Effects of synaptic and myelin plasticity on learning in a network of Kuramoto phase oscillators.

Models of learning typically focus on synaptic plasticity. However, learning is the result of both synaptic and myelin plasticity. Specifically, synaptic changes often co-occur and interact with myelin changes, leading to complex dynamic interactions between these processes. Here, we investigate the implications of these interactions for the coupling behavior of a system of Kuramoto oscillators.
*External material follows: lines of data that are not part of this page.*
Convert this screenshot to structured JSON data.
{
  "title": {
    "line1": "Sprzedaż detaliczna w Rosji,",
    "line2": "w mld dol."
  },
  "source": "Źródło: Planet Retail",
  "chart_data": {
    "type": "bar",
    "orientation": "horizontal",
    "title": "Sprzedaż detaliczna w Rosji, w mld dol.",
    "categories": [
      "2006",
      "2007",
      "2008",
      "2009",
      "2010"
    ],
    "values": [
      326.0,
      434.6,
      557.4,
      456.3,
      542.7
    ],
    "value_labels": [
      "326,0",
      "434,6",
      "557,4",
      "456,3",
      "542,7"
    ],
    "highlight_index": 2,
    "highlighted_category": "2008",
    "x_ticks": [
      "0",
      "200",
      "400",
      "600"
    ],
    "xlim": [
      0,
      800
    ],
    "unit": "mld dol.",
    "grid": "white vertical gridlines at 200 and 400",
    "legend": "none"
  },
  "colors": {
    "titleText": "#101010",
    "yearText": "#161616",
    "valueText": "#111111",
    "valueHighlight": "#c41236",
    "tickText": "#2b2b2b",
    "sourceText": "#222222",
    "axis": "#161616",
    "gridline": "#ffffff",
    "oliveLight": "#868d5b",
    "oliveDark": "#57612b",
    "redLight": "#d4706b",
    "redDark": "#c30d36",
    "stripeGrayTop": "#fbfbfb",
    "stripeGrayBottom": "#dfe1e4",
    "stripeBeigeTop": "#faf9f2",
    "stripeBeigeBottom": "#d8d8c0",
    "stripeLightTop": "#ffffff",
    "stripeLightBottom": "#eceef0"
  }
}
To that end, we construct a fully connected, one-dimensional ring network of phase oscillators whose coupling strength (reflecting synaptic strength) as well as conduction velocity (reflecting myelination) are each regulated by a Hebbian learning rule. We evaluate the behavior of the system in terms of structural (pairwise connection strength and conduction velocity) and functional connectivity (local and global synchronization behavior). We find that adaptive myelination is able to both functionally decouple structurally connected oscillators as well as to functionally couple structurally disconnected oscillators. With regard to the latter, we find that for conditions in which a system limited to synaptic plasticity develops two distinct clusters both structurally and functionally, additional adaptive myelination allows for functional communication across these structural clusters. These results confirm that network states following learning may be different when myelin plasticity is considered in addition to synaptic plasticity, pointing toward the relevance of integrating both factors in computational models of learning.